Based on your quoted sections, we can infer:

1. About 250 people got a positive result ("nearly one in 100")

2. Of those 250 people, 155 (62%) actually had cancer, 95 did not.

3. About 24,750 people got a negative test result.

4. Assuming a false negative rate of 1% (the quote says "over 99%") it means of those 24,750 people, about 248 actually did have cancer, while about 24,502 did not.

When you write it out like that (and I know I'm making some rounding assumptions on the numbers), it means the test missed the majority of people who had cancer while subjecting over 1/3 of those who tested positive to fear and further expense.

> I might decide to spend $1000 on an additional diagnostic, even knowing that I'm still very likely to be negative.

The problem is that diagnostics aren't necessarily risk-free. For example, there's a non-zero risk of death while getting a colonoscopy, to the point that false positives from unnecessary testing can increase all-cause mortality for patients.

There are Silicon Valley startups increasingly selling these directly to consumers, so I wouldn't assume tests like this are always intermediated by a medical professional.

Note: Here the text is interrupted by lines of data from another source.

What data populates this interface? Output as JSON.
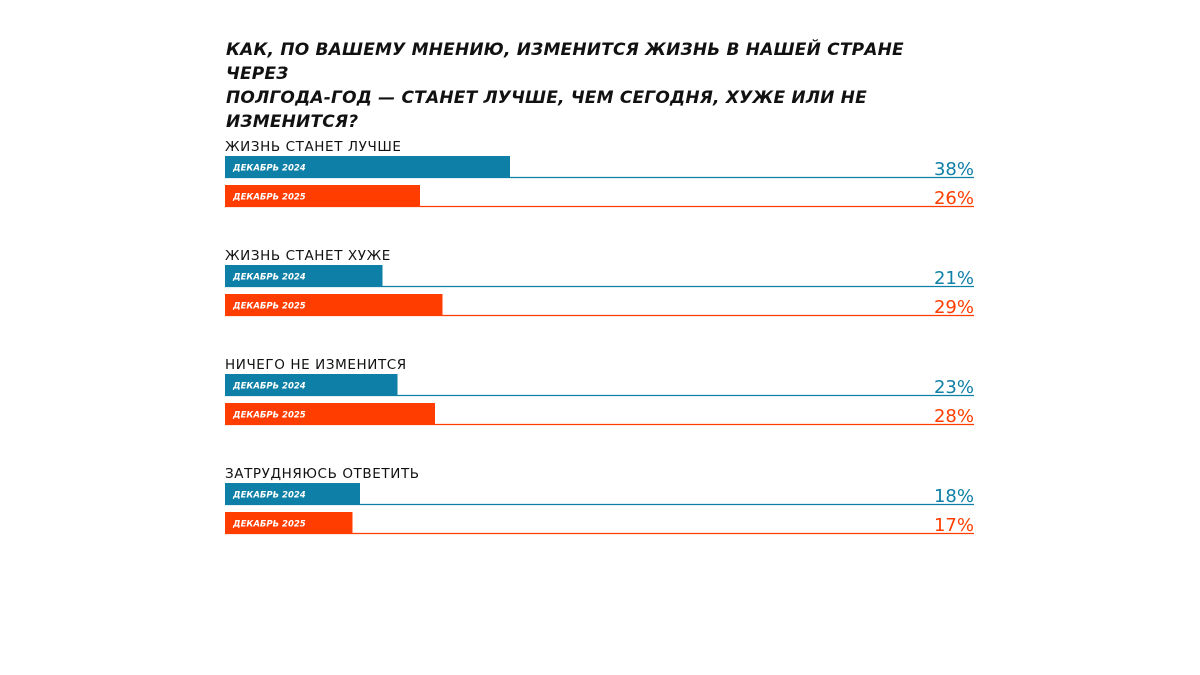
{
  "chart_data": {
    "type": "bar",
    "orientation": "horizontal",
    "title_lines": [
      "КАК, ПО ВАШЕМУ МНЕНИЮ, ИЗМЕНИТСЯ ЖИЗНЬ В НАШЕЙ СТРАНЕ ЧЕРЕЗ",
      "ПОЛГОДА-ГОД — СТАНЕТ ЛУЧШЕ, ЧЕМ СЕГОДНЯ, ХУЖЕ ИЛИ НЕ ИЗМЕНИТСЯ?"
    ],
    "categories": [
      "ЖИЗНЬ СТАНЕТ ЛУЧШЕ",
      "ЖИЗНЬ СТАНЕТ ХУЖЕ",
      "НИЧЕГО НЕ ИЗМЕНИТСЯ",
      "ЗАТРУДНЯЮСЬ ОТВЕТИТЬ"
    ],
    "series": [
      {
        "name": "ДЕКАБРЬ 2024",
        "color": "#0E7FA6",
        "values": [
          38,
          21,
          23,
          18
        ]
      },
      {
        "name": "ДЕКАБРЬ 2025",
        "color": "#FF3D00",
        "values": [
          26,
          29,
          28,
          17
        ]
      }
    ],
    "value_suffix": "%",
    "xlim": [
      0,
      100
    ],
    "grid": false,
    "legend": "inline"
  }
}
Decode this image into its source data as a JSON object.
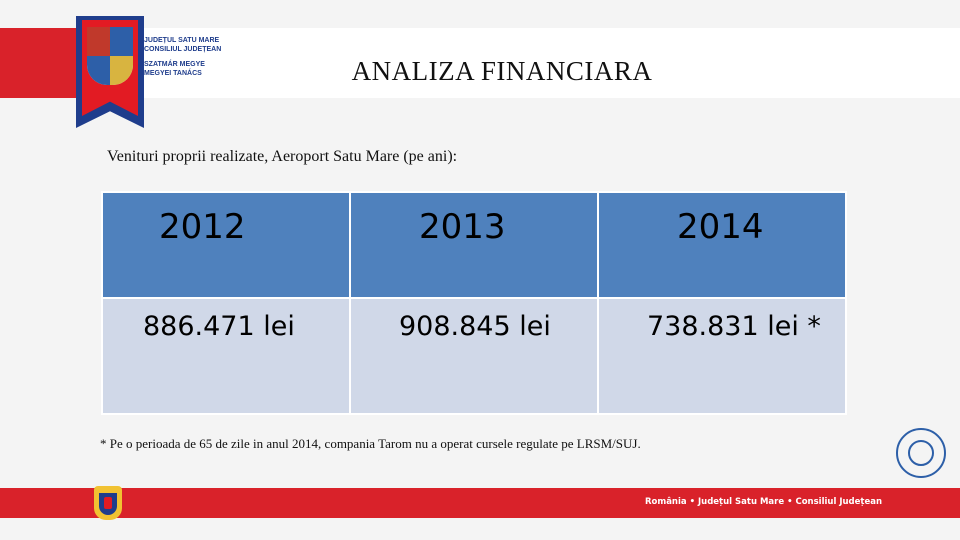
{
  "header": {
    "org_lines": [
      "JUDEȚUL SATU MARE",
      "CONSILIUL JUDEȚEAN",
      "SZATMÁR MEGYE",
      "MEGYEI TANÁCS"
    ],
    "title": "ANALIZA FINANCIARA"
  },
  "main": {
    "subtitle": "Venituri proprii realizate, Aeroport Satu Mare (pe ani):",
    "table": {
      "years": [
        "2012",
        "2013",
        "2014"
      ],
      "values": [
        "886.471 lei",
        "908.845 lei",
        "738.831 lei *"
      ]
    },
    "footnote": "* Pe o perioada de 65 de zile in anul 2014, compania Tarom nu a operat cursele regulate pe LRSM/SUJ."
  },
  "footer": {
    "text": "România • Județul Satu Mare • Consiliul Județean"
  },
  "colors": {
    "brand_red": "#d9222a",
    "brand_blue": "#1f3d8c",
    "table_header": "#4f81bd",
    "table_body": "#d0d8e8"
  },
  "icons": [
    "county-coat-of-arms-icon",
    "airport-seal-icon",
    "romania-coat-of-arms-icon"
  ]
}
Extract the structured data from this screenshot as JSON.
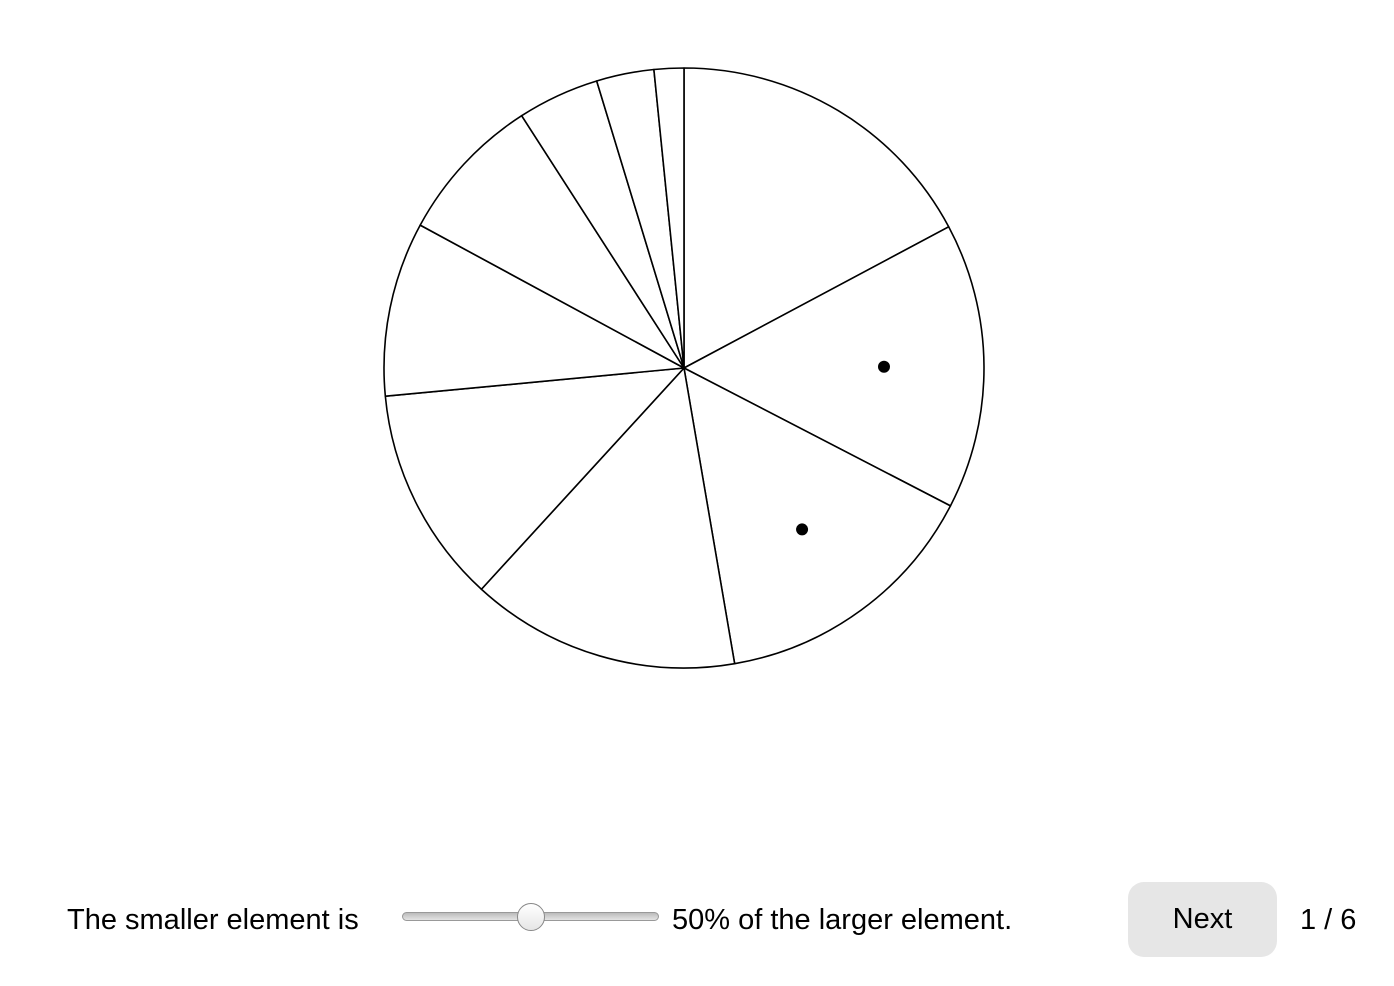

Edit: There is in fact another comment on this thread of someone doing exactly this: https://news.ycombinator.com/item?id=45652535

> The doctors who perform these tests are trained to understand this type of stuff. They're not just blindly accepting any single test result

They're "trained to understand this type of stuff" in the sense that it will get a mention in medical school. Overwhelmingly, they aren't "trained to understand this type of stuff" in the sense that if you pose them a simple problem of this type, they'll be able to calculate the answers.

Hyperbole.

I am not going to avoid any reasonable treatment/screen because of it. It was intended to catch asymptomatic cancer. Additional invasive screenings are voluntary and like all treatments they carry risk. I weigh all treatments based on their risks at the time.

For everyday people increased screening of all types has risks, but overall the benefits massively outweigh the risks. If I was a frail 80yo, I might see the risk profile differently.

In my career I've encountered many people who "don't want to know" about medical tests of any kind. I'm not one of those people. Minimally invasive screens early and often please.

> A common logical fallacy for our human brains is that we think, "Oh, I just got a test, so it's less likely I have cancer today," which is not how probability works.

Given my interactions with my doctors and their tests, they did seem to hold this belief, too.

In any case, the real mistake people make is failing to update their beliefs when new evidence (symptoms) appears. Rookie mistake. My doctors love to do (or rather, not do) this. Who needs differential diagnosis and re-evaluation when they can just keep the diagnosis and continue receiving a fuckton of money after you based on a secore-based system we have here?